Le discours de Noël du Roi se concentre sur l'impact des guerres sur les enfants.

Après le traditionnel générique, sur fond de Brabançonne, on aperçoit le Roi tenant dans la main une lettre que lui ont remis des enfants qui lui ont dit toute leur tristesse et leur désarroi face aux terribles images leur parvenant de plusieurs pays dans le monde. 

À l'écran, des images défilent d'enfants en larmes, l'un tenant un doudou dans Gaza bombardée, mais aussi en Syrie, en Afrique, en Ukraine… "Cette image hante notre esprit. Cela pourrait être l'un d'entre nous", lance une jeune fille, interpellant le Roi, en tant que chef de l'État, mais aussi en tant que père. "Croyez-vous qu'il y a encore de l'espoir ?"

C'est en réponse à cette question que le roi, touché par cet appel, a entamé son discours de Noël.

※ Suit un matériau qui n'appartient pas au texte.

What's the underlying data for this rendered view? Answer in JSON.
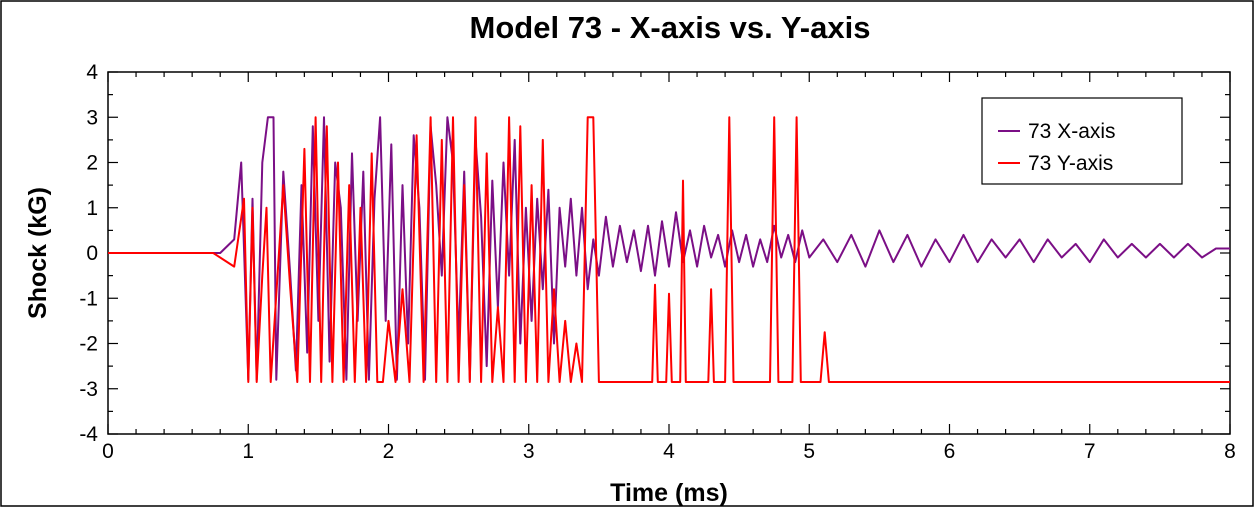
{
  "chart_data": {
    "type": "line",
    "title": "Model 73  -  X-axis vs. Y-axis",
    "xlabel": "Time  (ms)",
    "ylabel": "Shock  (kG)",
    "xlim": [
      0,
      8
    ],
    "ylim": [
      -4,
      4
    ],
    "xticks": [
      "0",
      "1",
      "2",
      "3",
      "4",
      "5",
      "6",
      "7",
      "8"
    ],
    "yticks": [
      "4",
      "3",
      "2",
      "1",
      "0",
      "-1",
      "-2",
      "-3",
      "-4"
    ],
    "grid": false,
    "legend_position": "top-right",
    "series": [
      {
        "name": "73 X-axis",
        "color": "#7b0f86",
        "x": [
          0,
          0.8,
          0.9,
          0.95,
          1.0,
          1.03,
          1.06,
          1.1,
          1.14,
          1.18,
          1.2,
          1.25,
          1.3,
          1.34,
          1.38,
          1.42,
          1.46,
          1.5,
          1.54,
          1.58,
          1.62,
          1.66,
          1.7,
          1.74,
          1.78,
          1.82,
          1.86,
          1.9,
          1.94,
          1.98,
          2.02,
          2.06,
          2.1,
          2.14,
          2.18,
          2.22,
          2.26,
          2.3,
          2.34,
          2.38,
          2.42,
          2.46,
          2.5,
          2.54,
          2.58,
          2.62,
          2.66,
          2.7,
          2.74,
          2.78,
          2.82,
          2.86,
          2.9,
          2.94,
          2.98,
          3.02,
          3.06,
          3.1,
          3.14,
          3.18,
          3.22,
          3.26,
          3.3,
          3.34,
          3.38,
          3.42,
          3.46,
          3.5,
          3.55,
          3.6,
          3.65,
          3.7,
          3.75,
          3.8,
          3.85,
          3.9,
          3.95,
          4.0,
          4.05,
          4.1,
          4.15,
          4.2,
          4.25,
          4.3,
          4.35,
          4.4,
          4.45,
          4.5,
          4.55,
          4.6,
          4.65,
          4.7,
          4.75,
          4.8,
          4.85,
          4.9,
          4.95,
          5.0,
          5.1,
          5.2,
          5.3,
          5.4,
          5.5,
          5.6,
          5.7,
          5.8,
          5.9,
          6.0,
          6.1,
          6.2,
          6.3,
          6.4,
          6.5,
          6.6,
          6.7,
          6.8,
          6.9,
          7.0,
          7.1,
          7.2,
          7.3,
          7.4,
          7.5,
          7.6,
          7.7,
          7.8,
          7.9,
          8.0
        ],
        "y": [
          0,
          0,
          0.3,
          2.0,
          -2.8,
          1.2,
          -2.8,
          2.0,
          3.0,
          3.0,
          -2.8,
          1.8,
          -0.5,
          -2.6,
          1.5,
          -2.2,
          2.8,
          -1.5,
          3.0,
          -2.4,
          2.0,
          1.0,
          -2.8,
          2.2,
          -1.5,
          1.8,
          -2.8,
          1.2,
          3.0,
          -1.5,
          2.4,
          -2.8,
          1.5,
          -2.0,
          2.6,
          1.0,
          -2.8,
          2.8,
          1.5,
          -0.5,
          3.0,
          2.0,
          -2.0,
          1.8,
          -2.8,
          2.5,
          0.8,
          -2.5,
          1.6,
          -1.2,
          2.0,
          -0.5,
          2.5,
          -2.0,
          1.0,
          -1.5,
          1.2,
          -0.8,
          1.4,
          -2.0,
          1.0,
          -0.3,
          1.2,
          -0.5,
          1.0,
          -0.8,
          0.3,
          -0.5,
          0.8,
          -0.3,
          0.6,
          -0.2,
          0.5,
          -0.4,
          0.6,
          -0.5,
          0.7,
          -0.3,
          0.9,
          -0.2,
          0.5,
          -0.3,
          0.6,
          -0.1,
          0.4,
          -0.3,
          0.5,
          -0.2,
          0.4,
          -0.3,
          0.3,
          -0.2,
          0.6,
          -0.1,
          0.4,
          -0.2,
          0.5,
          -0.1,
          0.3,
          -0.2,
          0.4,
          -0.3,
          0.5,
          -0.2,
          0.4,
          -0.3,
          0.3,
          -0.2,
          0.4,
          -0.2,
          0.3,
          -0.1,
          0.3,
          -0.2,
          0.3,
          -0.1,
          0.2,
          -0.2,
          0.3,
          -0.1,
          0.2,
          -0.1,
          0.2,
          -0.1,
          0.2,
          -0.1,
          0.1,
          0.1
        ]
      },
      {
        "name": "73 Y-axis",
        "color": "#ff0000",
        "x": [
          0,
          0.75,
          0.9,
          0.97,
          1.0,
          1.03,
          1.06,
          1.1,
          1.13,
          1.16,
          1.25,
          1.3,
          1.35,
          1.4,
          1.44,
          1.48,
          1.52,
          1.56,
          1.6,
          1.64,
          1.68,
          1.72,
          1.76,
          1.8,
          1.84,
          1.88,
          1.92,
          1.96,
          2.0,
          2.05,
          2.1,
          2.15,
          2.2,
          2.25,
          2.3,
          2.34,
          2.38,
          2.42,
          2.46,
          2.5,
          2.54,
          2.58,
          2.62,
          2.66,
          2.7,
          2.74,
          2.78,
          2.82,
          2.86,
          2.9,
          2.94,
          2.98,
          3.02,
          3.06,
          3.1,
          3.14,
          3.18,
          3.22,
          3.26,
          3.3,
          3.34,
          3.38,
          3.42,
          3.46,
          3.5,
          3.88,
          3.9,
          3.92,
          3.98,
          4.0,
          4.02,
          4.08,
          4.1,
          4.12,
          4.28,
          4.3,
          4.32,
          4.4,
          4.43,
          4.46,
          4.72,
          4.75,
          4.78,
          4.88,
          4.91,
          4.94,
          5.08,
          5.11,
          5.14,
          8.0
        ],
        "y": [
          0,
          0,
          -0.3,
          1.2,
          -2.85,
          1.0,
          -2.85,
          -0.5,
          1.0,
          -2.85,
          1.5,
          -0.8,
          -2.85,
          2.3,
          -2.85,
          3.0,
          -2.85,
          2.8,
          -2.85,
          2.0,
          -2.85,
          1.5,
          -2.85,
          1.0,
          -2.85,
          2.2,
          -2.85,
          -2.85,
          -1.5,
          -2.85,
          -0.8,
          -2.85,
          2.6,
          -2.85,
          3.0,
          -2.85,
          2.5,
          -2.85,
          3.0,
          -2.85,
          1.5,
          -2.85,
          3.0,
          -2.85,
          2.2,
          -2.85,
          -1.2,
          -2.85,
          3.0,
          -2.85,
          2.8,
          -2.85,
          1.5,
          -2.85,
          2.5,
          -2.85,
          -0.8,
          -2.85,
          -1.5,
          -2.85,
          -2.0,
          -2.85,
          3.0,
          3.0,
          -2.85,
          -2.85,
          -0.7,
          -2.85,
          -2.85,
          -0.9,
          -2.85,
          -2.85,
          1.6,
          -2.85,
          -2.85,
          -0.8,
          -2.85,
          -2.85,
          3.0,
          -2.85,
          -2.85,
          3.0,
          -2.85,
          -2.85,
          3.0,
          -2.85,
          -2.85,
          -1.75,
          -2.85,
          -2.85
        ]
      }
    ]
  }
}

Il avait reçu les enfants de cette classe au palais de Laeken et leur avait promis de relayer leur message dans son message à la nation, à l'occasion des fêtes de fin d'année.

Il a néanmoins évité soigneusement les tensions politiques en particulier autour du conflit à Gaza.

Comme souvent avec lui, le roi Philippe apporte une note d'espoir, même légère, voire naïve.

Il a clôturé son discours par un léger coup de pression, très modéré, adressé au monde politique. "L'année à venir devrait enfin voir l'ensemble de nos gouvernements au travail. Nous comptons sur eux pour que notre pays, ses institutions, entreprises et citoyens puissent envisager l'avenir avec confiance."

Par ce propos, le chef de l'État s'adresse à Bart De Wever et aux présidents de parti qui négocient la formation du gouvernement fédéral, mais aussi aux élus englués dans l'interminable blocage des négociations pour former un gouvernement bruxellois.